Annesinin ters bakışlarına maruz kaldığımın farkındayım. Ama bu bile umurumda değildi.

Tahmin ettiğim gibi Zümrüt gözlü, kırgın Mısra'dan herhangi Bir yanıt alamadım. Üstelemeli miydim veya çekip gitmeli miydim karar veremiyorum.

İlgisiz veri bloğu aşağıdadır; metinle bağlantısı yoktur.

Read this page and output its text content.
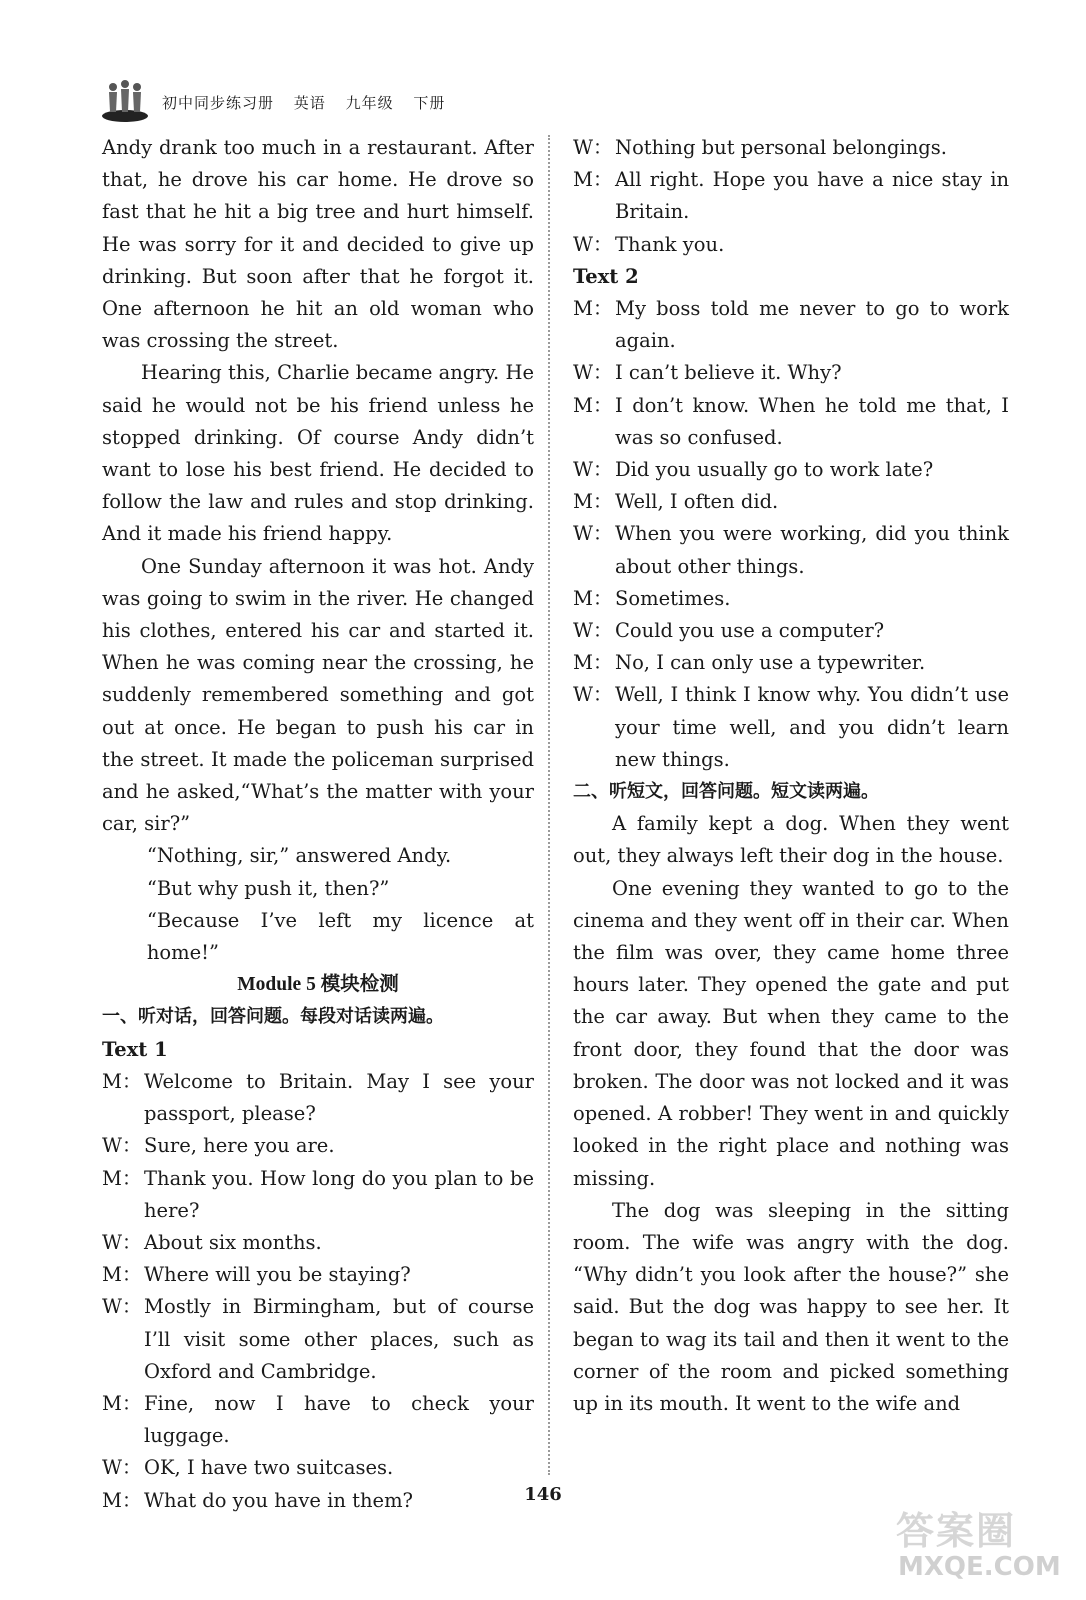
初中同步练习册 英语 九年级 下册

Andy drank too much in a restaurant. After that, he drove his car home. He drove so fast that he hit a big tree and hurt himself. He was sorry for it and decided to give up drinking. But soon after that he forgot it. One afternoon he hit an old woman who was crossing the street.

Hearing this, Charlie became angry. He said he would not be his friend unless he stopped drinking. Of course Andy didn’t want to lose his best friend. He decided to follow the law and rules and stop drinking. And it made his friend happy.

One Sunday afternoon it was hot. Andy was going to swim in the river. He changed his clothes, entered his car and started it. When he was coming near the crossing, he suddenly remembered something and got out at once. He began to push his car in the street. It made the policeman surprised and he asked,“What’s the matter with your car, sir?”

“Nothing, sir,” answered Andy.

“But why push it, then?”

“Because I’ve left my licence at home!”

Module 5 模块检测
一、听对话，回答问题。每段对话读两遍。
Text 1
M： Welcome to Britain. May I see your passport, please?
W： Sure, here you are.
M： Thank you. How long do you plan to be here?
W： About six months.
M： Where will you be staying?
W： Mostly in Birmingham, but of course I’ll visit some other places, such as Oxford and Cambridge.
M： Fine, now I have to check your luggage.
W： OK, I have two suitcases.
M： What do you have in them?
W： Nothing but personal belongings.
M： All right. Hope you have a nice stay in Britain.
W： Thank you.
Text 2
M： My boss told me never to go to work again.
W： I can’t believe it. Why?
M： I don’t know. When he told me that, I was so confused.
W： Did you usually go to work late?
M： Well, I often did.
W： When you were working, did you think about other things.
M： Sometimes.
W： Could you use a computer?
M： No, I can only use a typewriter.
W： Well, I think I know why. You didn’t use your time well, and you didn’t learn new things.
二、听短文，回答问题。短文读两遍。

A family kept a dog. When they went out, they always left their dog in the house.

One evening they wanted to go to the cinema and they went off in their car. When the film was over, they came home three hours later. They opened the gate and put the car away. But when they came to the front door, they found that the door was broken. The door was not locked and it was opened. A robber! They went in and quickly looked in the right place and nothing was missing.

The dog was sleeping in the sitting room. The wife was angry with the dog. “Why didn’t you look after the house?” she said. But the dog was happy to see her. It began to wag its tail and then it went to the corner of the room and picked something up in its mouth. It went to the wife and

146
答案圈
MXQE.COM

Her zaman aldığım yanlış kararlardan vazgeçmeyerek üstelemeye devam etmeyi seçtim " benimle konuşmak istemediğinin farkındayım. Biliyorum düşünüyorsun. Madem konuşmak istemediğimin farkında o zaman neden üsteliyor diyorsun içinden. elimde değil... sana anlatmak istediğim tonlarca şey var. Ama nereden başlayacağım kendimi nasıl affettireceğimi bilemi-"

"KES SESİNİİ"

İlginç bir şekilde cümlemi kesen mısranın sözleri miydi yoksa dizlerinden kaldırdığı kafasında kocaman duran gözlerini bana dikmiş olması mı bir karar veremiyorum. Bir an dilim damağıma yapışmış gibi konuşamaz oldum. zaten ne konuşacaktım ki ? Ben ona bakarken hiç çekinmeden konuşmaya devam et. Aslında konuşması bir bakıma da iyiydi de, en azından onun sesini duyuyordum ve hiç konuşmadan duvara bakmasını izlemek yerine bunu yeğlerdim.

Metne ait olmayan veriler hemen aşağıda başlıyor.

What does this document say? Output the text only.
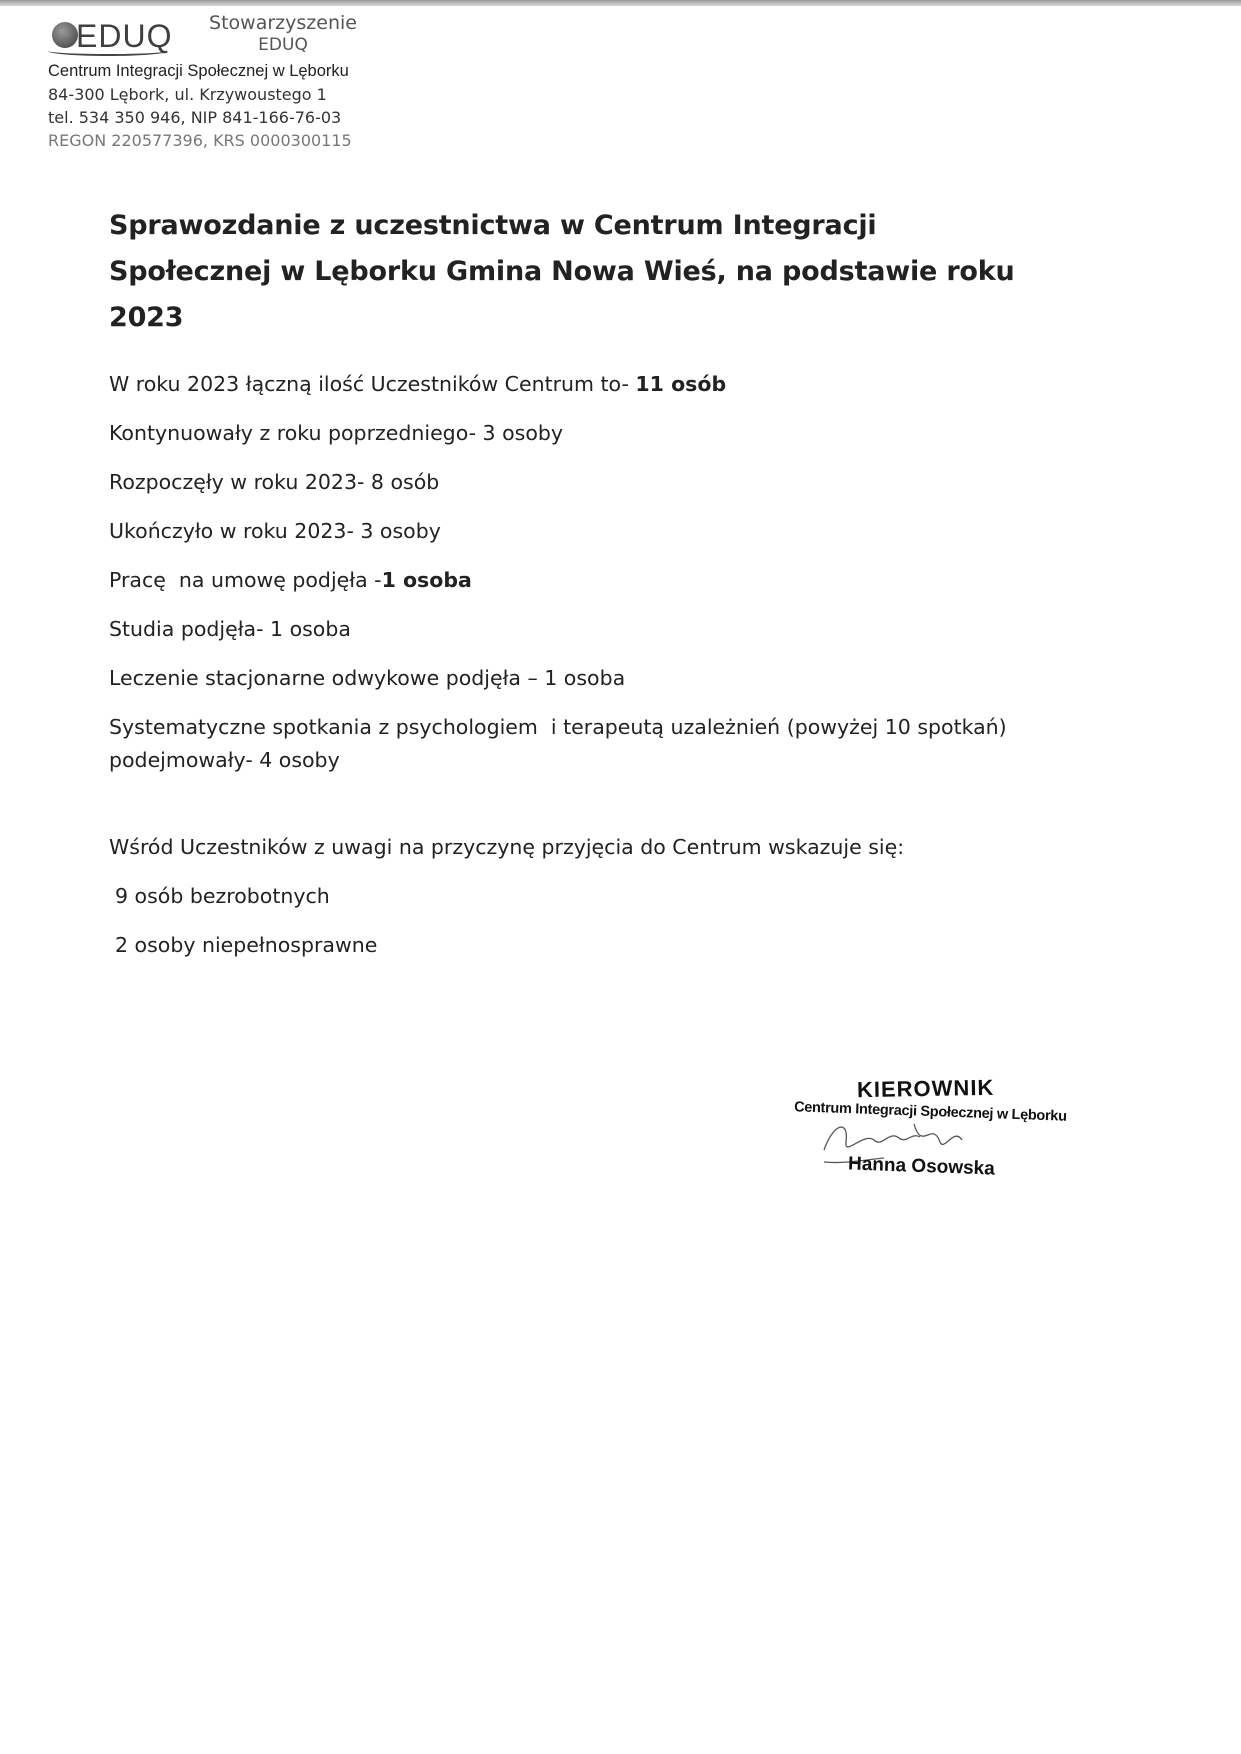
EDUQ	Stowarzyszenie
EDUQ
Centrum Integracji Społecznej w Lęborku
84-300 Lębork, ul. Krzywoustego 1
tel. 534 350 946, NIP 841-166-76-03
REGON 220577396, KRS 0000300115
Sprawozdanie z uczestnictwa w Centrum Integracji Społecznej w Lęborku Gmina Nowa Wieś, na podstawie roku 2023
W roku 2023 łączną ilość Uczestników Centrum to- 11 osób
Kontynuowały z roku poprzedniego- 3 osoby
Rozpoczęły w roku 2023- 8 osób
Ukończyło w roku 2023- 3 osoby
Pracę  na umowę podjęła -1 osoba
Studia podjęła- 1 osoba
Leczenie stacjonarne odwykowe podjęła – 1 osoba
Systematyczne spotkania z psychologiem  i terapeutą uzależnień (powyżej 10 spotkań) podejmowały- 4 osoby
Wśród Uczestników z uwagi na przyczynę przyjęcia do Centrum wskazuje się:
9 osób bezrobotnych
2 osoby niepełnosprawne
KIEROWNIK
Centrum Integracji Społecznej w Lęborku
Hanna Osowska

"Sen şimdi geçmiş karşıma ve affetmekten mi bahsediyorsun? bunu bu kadar kolay mı zannediyorsun? bana yaşattığın onca pislikten sonra seni kolayca af edebileceğimi nasıl düşünüyorsun? Basit bir kalemini kırdım, özür dilerim beni affet konuşması mı Yapıyoruz. daha fazla çirkinleşmeden yıkıl karşımdan küstah herif "

Bana nefretle bakmasının yanında söylediği Sözler, içimdeki tüm binaları yıktı adeta. Elimden ne gelirdi ki?

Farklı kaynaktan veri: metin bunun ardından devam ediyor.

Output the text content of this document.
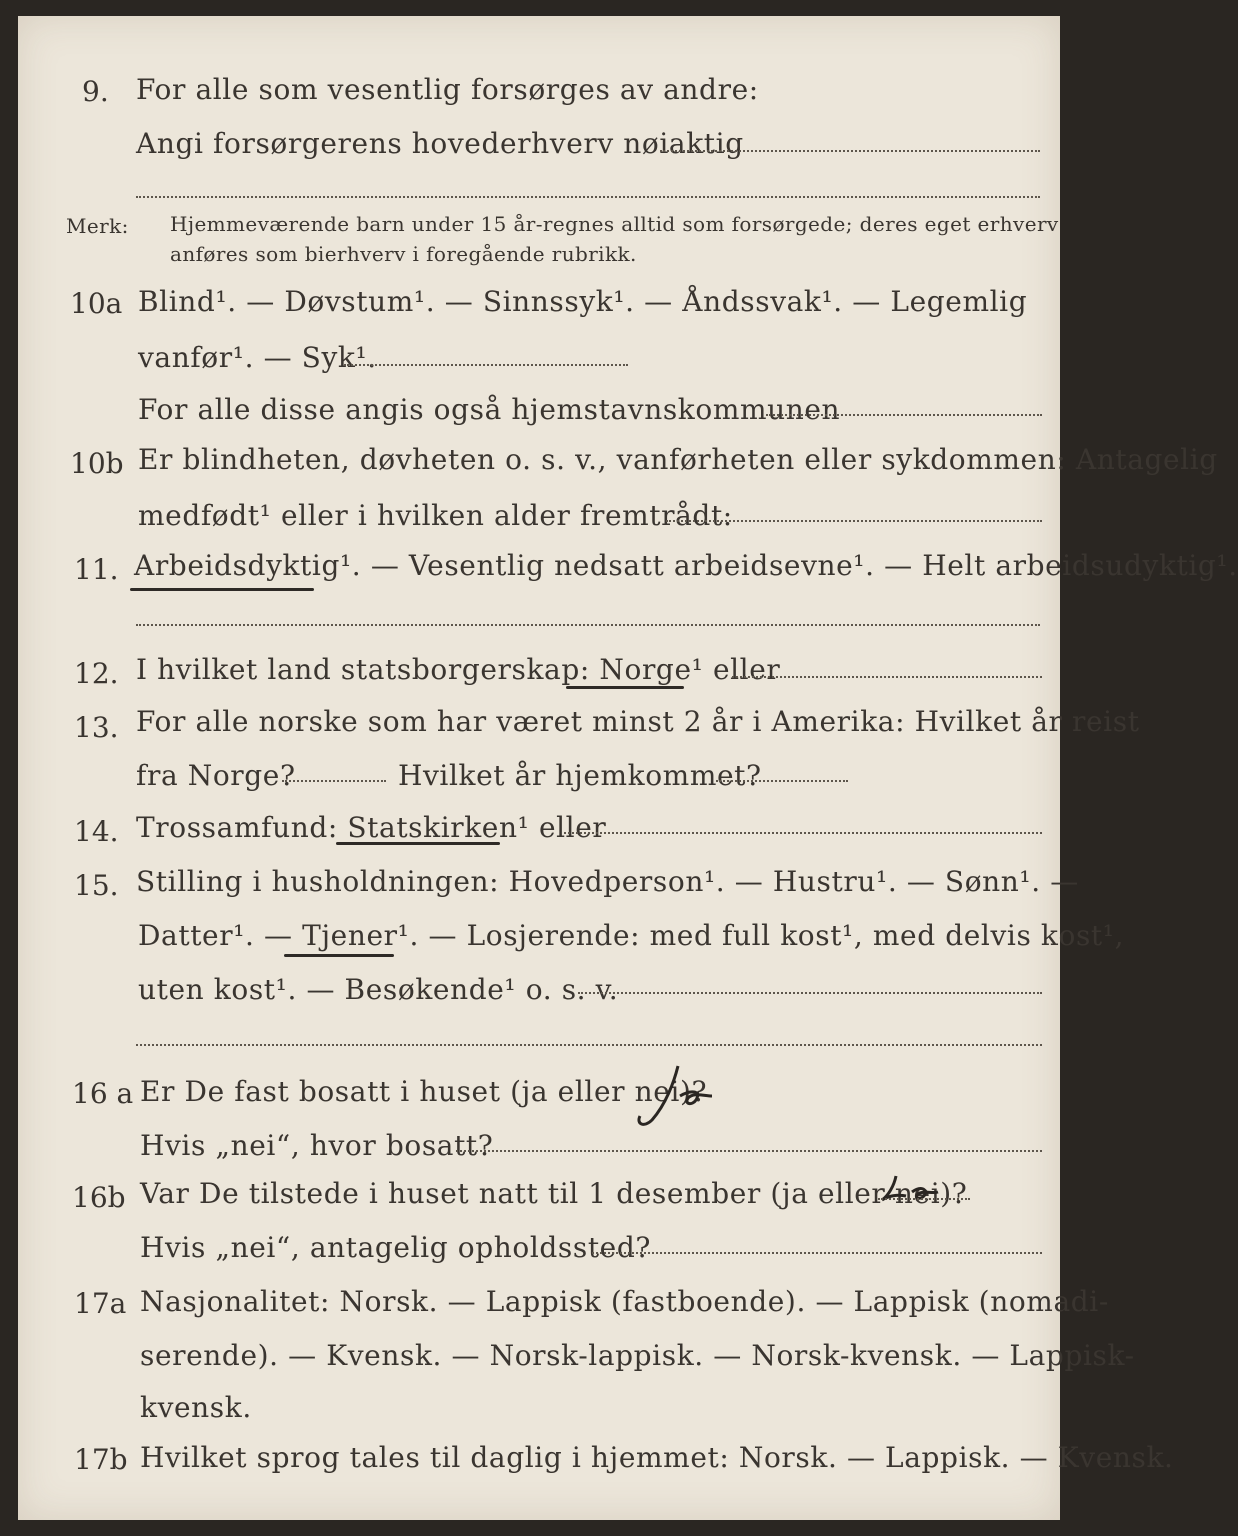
9. For alle som vesentlig forsørges av andre:
Angi forsørgerens hovederhverv nøiaktig
Merk: Hjemmeværende barn under 15 år-regnes alltid som forsørgede; deres eget erhverv
anføres som bierhverv i foregående rubrikk.
10a Blind¹. — Døvstum¹. — Sinnssyk¹. — Åndssvak¹. — Legemlig
vanfør¹. — Syk¹.
For alle disse angis også hjemstavnskommunen
10b Er blindheten, døvheten o. s. v., vanførheten eller sykdommen: Antagelig
medfødt¹ eller i hvilken alder fremtrådt:
11. Arbeidsdyktig¹. — Vesentlig nedsatt arbeidsevne¹. — Helt arbeidsudyktig¹.
12. I hvilket land statsborgerskap: Norge¹ eller
13. For alle norske som har været minst 2 år i Amerika: Hvilket år reist
fra Norge?	Hvilket år hjemkommet?
14. Trossamfund: Statskirken¹ eller
15. Stilling i husholdningen: Hovedperson¹. — Hustru¹. — Sønn¹. —
Datter¹. — Tjener¹. — Losjerende: med full kost¹, med delvis kost¹,
uten kost¹. — Besøkende¹ o. s. v.
16 a Er De fast bosatt i huset (ja eller nei)?
Hvis „nei“, hvor bosatt?
16b Var De tilstede i huset natt til 1 desember (ja eller nei)?
Hvis „nei“, antagelig opholdssted?
17a Nasjonalitet: Norsk. — Lappisk (fastboende). — Lappisk (nomadi-
serende). — Kvensk. — Norsk-lappisk. — Norsk-kvensk. — Lappisk-
kvensk.
17b Hvilket sprog tales til daglig i hjemmet: Norsk. — Lappisk. — Kvensk.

" Çok haklısın Mısra. senden beni anlamanı beklemiyorum. affetmeni beklemek de bencillik olurdu zaten. Yaptıklarımın doğru olduğunu savunmuyorum ama yaşadıklarımın bir insanın başına gelebilecek en kötü şeyler olduğunu anlamanı çok isterim. Umarım kafanda bir şeyleri oturttuktan sonra benimle tekrar konuşmak istersin. o zaman sana gerçekleri tüm çıplaklığıyla anlatmayı çok isterim. Şimdi gidiyorum ama sen ne zaman istersen geri döneceğim"

Sözlerimi bitirdikten sonra usulca yerimden kalktım. Zaten o da tekrar kafasını başka bir yöne çevirmişti.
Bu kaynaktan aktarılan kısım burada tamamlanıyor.